Tuesday, 18 September 2012

Suicide is Painful

Once, not long ago, I decided to kill myself.
It was, it seemed, an entirely logical choice. I had borrowed a lot of money & each of the separate ventures had failed. I was farming but daily I was reminded that I had a reverse Midas touch. No matter how hard I worked the were results appalling.


I was in a world full of shit.

Noise hurt, talking was beyond me. Faced with deciding whether to use a spoon or a fork I would be reduced to tears at the enormity of the decision. Sleep was something other people did, I spent the night wandering the house, watching TV or crying. My skin crawled, I was a piece of barely living dirt.


Nameless, horrible anxieties tore at me. The open space of the yard threatened so much that I was forced to walk by the walls to the milking parlour because panic would strip the air around me of oxygen.


I knew how suicide hurt families. I could not bear the to add to my mother's and sisters' grief the pain of knowing I choose to die. An accident would need to be manufactured by the worlds most incompetent fool. Chainsaws hurt & there was nothing tall enough from which to fall.



Farming equips a man with little in the line of saleable skill but an odd set of competencies. I could inject an air bubble into a vein but it would have to be a massive bubble- over four times the capacity of the hypodermic I had. A combination of an old skinny spare wheel & farm veterinary equipment promised an end to this misery. I had to find the vein in one go, no marks, no suspicion. An unexplained and sudden death.

On a cold day in February I stood in my farmyard listening to a self worshipping clod tell me how successful his farm was, how his cows had calved in a six week period in January to abundant grass, high milk yields .... The Horn of Plenty had been planted in his domain and in every way I was his opposite. All I could focus on was if this bastard did not leave I would be too cold to find a vein without making a tell tale mess.


By the time he left I was reduced to a shivering self loathing lump, my abject failure as a farmer drilled into me by a man with the tact of a charging rhino & near-psychotic, narcissistic sense of his own value. I was too cold to find a vein easily.....


The next day instead I went to my GP.


I'm writing this because in the last week I've encountered three suicides, three unfortunates in my extended circle who found no choice but their own deaths.  Depression kills and it is not possible that no one noticed that there was something wrong in the lives of those unfortunate people.
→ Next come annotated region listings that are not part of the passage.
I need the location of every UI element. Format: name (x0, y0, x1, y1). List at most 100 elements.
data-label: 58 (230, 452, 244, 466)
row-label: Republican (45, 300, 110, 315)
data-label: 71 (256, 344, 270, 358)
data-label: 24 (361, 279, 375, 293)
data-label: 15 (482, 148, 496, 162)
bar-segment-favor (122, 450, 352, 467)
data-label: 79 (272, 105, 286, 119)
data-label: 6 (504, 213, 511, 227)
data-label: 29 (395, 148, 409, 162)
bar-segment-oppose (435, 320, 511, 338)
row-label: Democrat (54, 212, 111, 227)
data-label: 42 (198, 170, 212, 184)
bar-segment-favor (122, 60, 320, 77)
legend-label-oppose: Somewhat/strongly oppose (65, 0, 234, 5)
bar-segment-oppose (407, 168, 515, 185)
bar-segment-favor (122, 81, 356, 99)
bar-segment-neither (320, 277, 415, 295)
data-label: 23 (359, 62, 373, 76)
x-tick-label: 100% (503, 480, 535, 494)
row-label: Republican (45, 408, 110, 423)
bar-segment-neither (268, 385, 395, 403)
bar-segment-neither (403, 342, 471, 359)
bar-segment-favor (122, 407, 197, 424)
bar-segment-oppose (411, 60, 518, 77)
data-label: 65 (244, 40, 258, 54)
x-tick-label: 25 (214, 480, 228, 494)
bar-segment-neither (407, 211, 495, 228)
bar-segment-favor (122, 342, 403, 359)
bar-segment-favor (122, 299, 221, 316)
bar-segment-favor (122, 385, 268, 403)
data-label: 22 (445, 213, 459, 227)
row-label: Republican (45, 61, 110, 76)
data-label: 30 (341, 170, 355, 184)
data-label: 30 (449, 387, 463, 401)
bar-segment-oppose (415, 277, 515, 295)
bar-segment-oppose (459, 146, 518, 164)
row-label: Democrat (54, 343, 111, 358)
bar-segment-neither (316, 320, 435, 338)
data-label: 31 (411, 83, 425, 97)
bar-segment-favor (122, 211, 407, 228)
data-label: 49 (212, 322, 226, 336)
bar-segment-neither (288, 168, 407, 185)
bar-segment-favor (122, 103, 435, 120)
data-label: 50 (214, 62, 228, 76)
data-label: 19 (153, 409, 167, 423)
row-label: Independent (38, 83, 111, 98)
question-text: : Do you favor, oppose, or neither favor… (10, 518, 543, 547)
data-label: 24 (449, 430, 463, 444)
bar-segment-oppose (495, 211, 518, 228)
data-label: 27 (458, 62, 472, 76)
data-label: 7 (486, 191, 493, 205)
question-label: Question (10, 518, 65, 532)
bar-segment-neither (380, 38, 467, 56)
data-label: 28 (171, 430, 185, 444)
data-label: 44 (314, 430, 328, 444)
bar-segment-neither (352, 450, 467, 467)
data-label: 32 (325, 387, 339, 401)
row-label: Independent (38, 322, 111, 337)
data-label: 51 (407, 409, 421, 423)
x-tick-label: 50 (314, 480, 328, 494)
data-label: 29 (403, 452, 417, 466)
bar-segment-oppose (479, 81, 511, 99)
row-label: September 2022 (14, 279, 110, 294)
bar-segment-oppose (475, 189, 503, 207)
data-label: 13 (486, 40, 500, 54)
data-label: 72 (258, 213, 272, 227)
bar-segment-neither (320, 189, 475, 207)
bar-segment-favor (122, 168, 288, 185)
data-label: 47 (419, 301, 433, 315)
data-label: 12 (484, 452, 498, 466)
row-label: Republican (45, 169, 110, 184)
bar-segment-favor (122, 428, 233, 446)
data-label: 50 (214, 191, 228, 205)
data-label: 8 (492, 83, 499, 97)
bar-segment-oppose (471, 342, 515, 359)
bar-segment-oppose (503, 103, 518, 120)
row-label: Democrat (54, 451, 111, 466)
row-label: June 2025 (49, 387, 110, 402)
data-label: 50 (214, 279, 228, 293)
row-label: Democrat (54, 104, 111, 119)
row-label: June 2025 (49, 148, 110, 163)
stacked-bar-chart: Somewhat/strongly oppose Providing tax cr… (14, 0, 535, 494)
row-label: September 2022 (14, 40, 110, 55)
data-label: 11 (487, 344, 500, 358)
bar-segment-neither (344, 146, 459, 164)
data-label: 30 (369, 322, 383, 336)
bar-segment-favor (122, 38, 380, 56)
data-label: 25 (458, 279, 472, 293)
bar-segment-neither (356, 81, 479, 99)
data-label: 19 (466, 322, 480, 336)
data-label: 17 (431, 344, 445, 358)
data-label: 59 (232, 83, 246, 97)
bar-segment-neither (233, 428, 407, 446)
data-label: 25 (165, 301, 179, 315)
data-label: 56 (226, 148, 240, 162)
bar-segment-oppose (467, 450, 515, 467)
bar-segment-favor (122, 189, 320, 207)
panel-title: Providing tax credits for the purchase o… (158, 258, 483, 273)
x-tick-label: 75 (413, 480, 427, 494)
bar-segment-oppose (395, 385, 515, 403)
We need to know the symptoms & signs of depression  and we need to know how to intervene. That means knowing just how ill depression makes a friend or family member. Never try to force someone talk!


More importantly we need to live with a rule:


THINKING OF KILLING YOURSELF  MEANS YOU NOW NEED HELP URGENTLY.


Even if no one notices, even if it seems utterly logical, if you are thinking of suicide you are not fit to think.


The corollary of that rule is that we must be able to to help. I was lucky, Dr John Cuddihy (Uncle of the sister Irish Olympians Joanne & Catriona!)  is expert, magnificently tactful and deeply compassionate but not every GP is as sympathetic or capable of managing depression. At the very least any one  should be able to stop the world falling in for someone we care about if the tell or hint that they are in that dark & terrible place.


The multiplication of anti suicide charities, twenty & rising now, is of dubious value. Is there an experienced psychiatrist or psychiatric team that would put together a guide on the symptoms, danger signals, and a how best to gently but effectively point a depressed person to help? I know how I felt and how deaf I was.



Anti-depressant drugs have made me eat more than I should. I'm a tubby little middle-aged  man with of no discernible purpose but I am alive. My brain is no longer sludge, I can think. There are bad days still, but now they are days and I know happiness again on the good days. The Dementors are exiled, if not to Azkaban, at least to enough distance for me to hear other memories and voices.

Depression is curable, for all it's wretched misery it is survivable. Every person that dies of suicide leaves a devasted family & an increased risk to others in their social group. Suicide normalises itself. Every death also represents what the Prison Captain told Cool Hand Luke: a failure to communicate.


The question is how do can we get more people to know that they need a Patronus spell and that  the strength to cast it is within their grasp?